Hazelcast cluster state bug

Vivek_S · March 19, 2015, 10:02am

The state of the Openfire Hazelcast cluster has an issue.

The org.jivesoftware.openfire.cluster.ClusterManager class has 2 methods which give the state of the cluster - isClusteringStarting() and isClusteringStarted(). These methods get the values from org.jivesoftware.util.cache.CacheFactory class. This class has 2 boolean variables “clusteringStarting” and “clusteringStarted”. In the startClustering() method, clusteredCacheFactoryStrategy.startCluster() is called and the return value is assigned to “clusteringStarting”. In the startCluster() method of com.jivesoftware.util.cache.ClusteredCacheFactory class, Hazelcast is initialized and then ClusterListener constructor is called. In that flow, the CacheFactory.joinedCluster() method is called and there “clusteringStarting” is set to “false” and “clusteringStarted” is set to “true”. But after this, the startCluster() method evaluates “cluster != null” and returns true which is assigned to the variable “clusteringStarting” in the CacheFactory.startClustering() method. Finally, when the cluster has started successfully, we end up getting both “clusteringStarting” and “clusteringStarted” set to true. This is a problem and it creates a memory leak during group chat scenarios.

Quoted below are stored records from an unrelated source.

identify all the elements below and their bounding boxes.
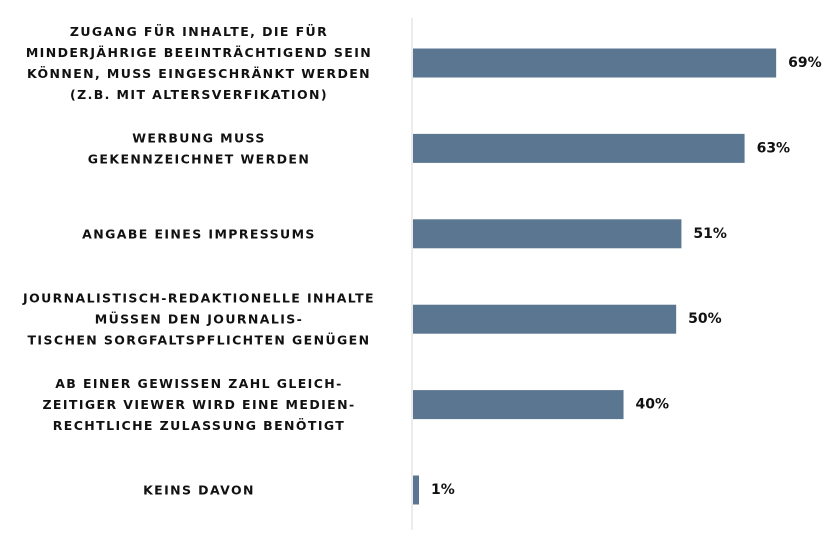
category-label-3: ANGABE EINES IMPRESSUMS (82, 226, 316, 241)
category-label-2-line-2: GEKENNZEICHNET WERDEN (88, 151, 310, 166)
category-label-6-line-1: KEINS DAVON (143, 483, 255, 498)
value-label-4: 50% (688, 311, 722, 327)
value-label-1: 69% (788, 55, 822, 71)
category-label-4: JOURNALISTISCH-REDAKTIONELLE INHALTE MÜSS… (22, 291, 375, 348)
category-label-1-line-3: KÖNNEN, MUSS EINGESCHRÄNKT WERDEN (27, 66, 371, 81)
bar-4 (413, 304, 677, 334)
category-label-5-line-3: RECHTLICHE ZULASSUNG BENÖTIGT (53, 418, 346, 433)
value-label-2: 63% (757, 140, 791, 156)
category-label-6: KEINS DAVON (143, 483, 255, 498)
category-label-2: WERBUNG MUSS GEKENNZEICHNET WERDEN (88, 130, 310, 166)
category-label-2-line-1: WERBUNG MUSS (132, 130, 266, 145)
bar-5 (413, 390, 624, 420)
bar-2 (413, 133, 745, 163)
value-label-6: 1% (431, 482, 455, 498)
bar-1 (413, 48, 777, 78)
value-label-3: 51% (693, 226, 727, 242)
category-label-1-line-1: ZUGANG FÜR INHALTE, DIE FÜR (70, 24, 328, 39)
category-label-5-line-2: ZEITIGER VIEWER WIRD EINE MEDIEN- (42, 397, 355, 412)
category-label-1: ZUGANG FÜR INHALTE, DIE FÜR MINDERJÄHRIGE… (26, 24, 372, 102)
category-label-4-line-1: JOURNALISTISCH-REDAKTIONELLE INHALTE (22, 291, 375, 306)
bar-6 (413, 475, 419, 505)
category-label-1-line-4: (Z.B. MIT ALTERSVERFIKATION) (70, 87, 328, 102)
category-label-3-line-1: ANGABE EINES IMPRESSUMS (82, 226, 316, 241)
category-label-4-line-3: TISCHEN SORGFALTSPFLICHTEN GENÜGEN (28, 333, 371, 348)
bar-3 (413, 219, 682, 249)
category-labels-group: ZUGANG FÜR INHALTE, DIE FÜR MINDERJÄHRIGE… (22, 24, 375, 498)
bars-group (413, 48, 777, 505)
category-label-4-line-2: MÜSSEN DEN JOURNALIS- (95, 312, 304, 327)
category-label-5: AB EINER GEWISSEN ZAHL GLEICH- ZEITIGER V… (42, 376, 355, 433)
category-label-1-line-2: MINDERJÄHRIGE BEEINTRÄCHTIGEND SEIN (26, 45, 372, 60)
category-label-5-line-1: AB EINER GEWISSEN ZAHL GLEICH- (55, 376, 343, 391)
value-label-5: 40% (636, 397, 670, 413)
value-labels-group: 69% 63% 51% 50% 40% 1% (431, 55, 822, 498)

The abstract class org.jivesoftware.openfire.muc.cluster.MUCRoomTask executes tasks related to rooms in a cluster. In the “execute” method, ClusterManager.isClusteringStarting() is called. If a room is not found, an IllegalArgumentException is caught, and in the exception handling block, if the clusterStarting value is true, the task is added to a queue in QueuedTasksManager. The QueuedTasksManager will remove the task only when clusterStarting is false. Because clusterStarting is always set to true, the tasks get slowly added in the queue (whenever the room is not found due to some issues) without getting removed resulting in a memory leak.

Request you to please log a bug for this.

akrherz · March 19, 2015, 1:14pm

OF-891 has been filed with your report, thanks!

xy1 · March 20, 2015, 2:23am

hello，@Vivek S, you says" But after this, the startCluster() method evaluates “cluster != null” and returns true which is assigned to the variable “clusteringStarting” in the CacheFactory.startClustering() method" .why this method is called twice

Vivek_S · March 30, 2015, 9:10am

hello, @xy, the method is not called twice. As per the flow, first the value for “clusteringStarting” is set to false in CacheFactory.joinedCluster() which is correct; then when the flow ends “cluster != null” is checked and it will be true; this value is wrongly assigned back again to “clusteringStarting”.